Успокоительные ответы, игрушки для детей и, неизбежные в близком соседстве, услуги, которые случалось мне оказывать обитательницам серала, и особливо несколько советовать, потребованных им от меня на счет этикета, соблюдаемого нашими дамами при приеме гостей и наконец, советы относительно некоторых тайн дамского туалета, – весьма много сблизили меня с затворницами, так, что сегодня мне прислано сказать, – что я для них «ровно-ровно брат родной».
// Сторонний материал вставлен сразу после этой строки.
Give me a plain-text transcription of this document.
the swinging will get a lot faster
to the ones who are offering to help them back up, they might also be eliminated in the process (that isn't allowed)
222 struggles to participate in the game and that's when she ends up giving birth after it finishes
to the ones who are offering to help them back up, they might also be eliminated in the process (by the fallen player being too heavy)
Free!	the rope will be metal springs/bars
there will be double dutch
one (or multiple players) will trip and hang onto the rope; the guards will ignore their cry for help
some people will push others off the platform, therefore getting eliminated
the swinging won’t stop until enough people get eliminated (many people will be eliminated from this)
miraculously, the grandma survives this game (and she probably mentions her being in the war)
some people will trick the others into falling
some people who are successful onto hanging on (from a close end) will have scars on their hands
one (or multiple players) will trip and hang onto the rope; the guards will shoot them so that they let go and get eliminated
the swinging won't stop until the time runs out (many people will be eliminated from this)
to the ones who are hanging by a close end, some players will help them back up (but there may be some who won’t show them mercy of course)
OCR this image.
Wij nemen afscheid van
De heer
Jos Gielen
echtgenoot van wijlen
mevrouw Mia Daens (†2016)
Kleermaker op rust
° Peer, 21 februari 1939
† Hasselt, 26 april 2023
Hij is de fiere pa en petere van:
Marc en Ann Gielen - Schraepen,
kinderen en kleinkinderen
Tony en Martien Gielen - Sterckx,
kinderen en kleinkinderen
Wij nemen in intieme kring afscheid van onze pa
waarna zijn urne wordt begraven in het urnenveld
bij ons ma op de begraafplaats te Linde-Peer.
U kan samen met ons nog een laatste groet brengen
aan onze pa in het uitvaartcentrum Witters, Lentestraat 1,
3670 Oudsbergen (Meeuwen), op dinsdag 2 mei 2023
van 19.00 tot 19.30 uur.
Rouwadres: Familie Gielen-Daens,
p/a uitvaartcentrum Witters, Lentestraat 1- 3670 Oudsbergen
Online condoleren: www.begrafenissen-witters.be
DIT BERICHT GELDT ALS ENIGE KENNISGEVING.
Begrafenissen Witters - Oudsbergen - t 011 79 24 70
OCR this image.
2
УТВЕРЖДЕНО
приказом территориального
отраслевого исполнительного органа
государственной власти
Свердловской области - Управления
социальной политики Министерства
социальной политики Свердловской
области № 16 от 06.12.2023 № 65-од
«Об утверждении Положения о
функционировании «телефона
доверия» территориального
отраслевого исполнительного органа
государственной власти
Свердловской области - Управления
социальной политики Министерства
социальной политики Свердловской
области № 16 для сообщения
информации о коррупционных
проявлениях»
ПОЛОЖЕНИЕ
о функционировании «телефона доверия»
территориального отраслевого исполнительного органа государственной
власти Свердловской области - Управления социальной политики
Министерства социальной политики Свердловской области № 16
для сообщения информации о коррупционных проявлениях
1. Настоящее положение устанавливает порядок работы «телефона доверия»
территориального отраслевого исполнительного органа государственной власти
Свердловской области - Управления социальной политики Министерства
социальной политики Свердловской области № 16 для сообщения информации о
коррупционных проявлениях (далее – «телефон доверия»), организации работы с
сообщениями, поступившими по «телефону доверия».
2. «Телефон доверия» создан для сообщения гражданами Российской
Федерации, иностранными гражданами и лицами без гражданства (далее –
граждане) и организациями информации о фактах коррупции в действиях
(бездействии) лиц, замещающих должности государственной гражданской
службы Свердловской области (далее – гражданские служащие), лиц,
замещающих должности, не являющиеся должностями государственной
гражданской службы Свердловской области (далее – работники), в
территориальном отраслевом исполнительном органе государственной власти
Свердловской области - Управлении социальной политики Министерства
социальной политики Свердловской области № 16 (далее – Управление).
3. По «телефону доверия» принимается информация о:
Вслед затем, явилась посланная от Шуанет, с ее собственным лисьим салопом и с покорнейшею просьбою – приказать продать его, а на вырученные деньги купить брильянтовый браслет, но только с соблюдением величайшей тайны, потому, что и Зейдат точно также распорядилась с завезенными ею с Кавказа деньгами, отдав их с тою же целью и также секретно мюриду Хаджио, при отправлении его в Москву.
Исполнив это поручение, посланная (жена переводчика Мустафы Ях-ина) объявила, что жены Шамиля и его дочери денно и ночно плачут. На вопрос – о чем они плачут, – я получил объяснение, что причина тому – неимение брильянтов и дорогих нарядов, которых прежде у них было очень много, но все они, в последнее время бытности их в горах, ограблены. Но это ничего бы не значило, если б не видели они бриллиантов на Калужских дамах: до посещения их все женщины были покойны и совсем не думали о своих драгоценностях, с тех пор, как в нашем доме было много брильянтов, они каждый день убиваются: «все плачут, все плачут».
И действительно: в последний раз, когда в один и тот же момент в приемной Шамиля собралось до тридцати дам, – некоторые из них имели на себе так много брильянтов, что нельзя было не отнести этого обстоятельства к желанию возбудить некоторую зависть в женах и дочерях бывшего предводителя горцев.